Supreme Court put in place seven guidelines for lower courts to follow in cases involving sexual assault:
(a) Bail conditions should not mandate, require, or permit contact between the accused and the victim. Such conditions should seek to protect the complainant from any further harassment by the accused;
(b) Where circumstances exist for the court to believe that there might be a potential threat of harassment of the victim, or upon apprehension expressed, after calling for reports from the police, the nature of protection shall be separately considered and appropriate order made, in addition to a direction to the accused not to make any contact with the victim;
(c) In all cases where bail is granted, the complainant should immediately be informed that the accused has been granted bail and copy of the bail order made over to him/her within two days;
(d) Bail conditions and orders should avoid reflecting stereotypical or patriarchal notions about women and their place in society, and must strictly be in accordance with the requirements of the Cr. PC. In other words, discussion about the dress,behavior, or past “conduct” or “morals” of the prosecutrix, should not enter the verdict granting bail;
(e) The courts while adjudicating cases involving gender related crimes, should not suggest or entertain any notions (or encourage any steps) towards compromises between the prosecutrix and the accused to get married, suggest or mandate mediation between the accused and the survivor, or any form of compromise as it is beyond their powers and jurisdiction;
(f) Sensitivity should be displayed at all times by judges, who should ensure that there is no traumatization of the prosecutrix, during the proceedings, or anything said during the arguments, and
(g) Judges especially should not use any words, spoken or written, that would undermine or shake the confidence of the survivor in the fairness or impartiality of the court.
Takeaways for the Internal Committee members from the guidelines.
- Soon after receiving a complaint of sexual harassment, IC should take steps to make sure that the victim and alleged harasser does not make contact to prevent further harassment of the victim.
- The potential threats of retaliation and harassment should be well thought through and identified during the first meeting itself so that IC can proactively plan and recommend preventive measures to the Management for implementation.
- Do not trivialise any complaint and create an environment of safety, trust and hope for the victim to share her details. First meeting with the victim is key to securing that trust.
- Victim should be kept apprised of the IC proceedings at all times.
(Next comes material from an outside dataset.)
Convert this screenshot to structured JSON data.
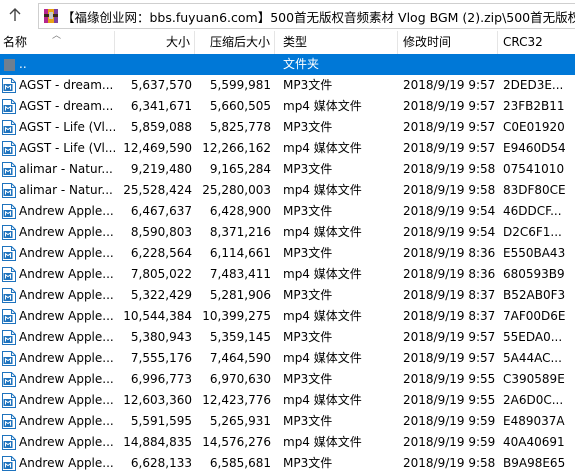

Keep in constant communication with the victim, inquiring about her and providing her information on matters related to the case.
- While handling a case, IC members must be gender sensitive and make a conscious decision to stop reflecting stereotypical or patriarchal notions about women and their place in society.
- A discussion about the dress, behavior, or past “conduct” or “morals” of the female victim, should not influence the decisions of the IC. They need to deal with the case purely on its merits (resolved accurately, based on law and the facts ).
- The IC should not suggest compromises between the victim and the alleged harasser. However, on request of the aggrieved party, a conciliation between the parties is allowed, strictly without monetary settlement.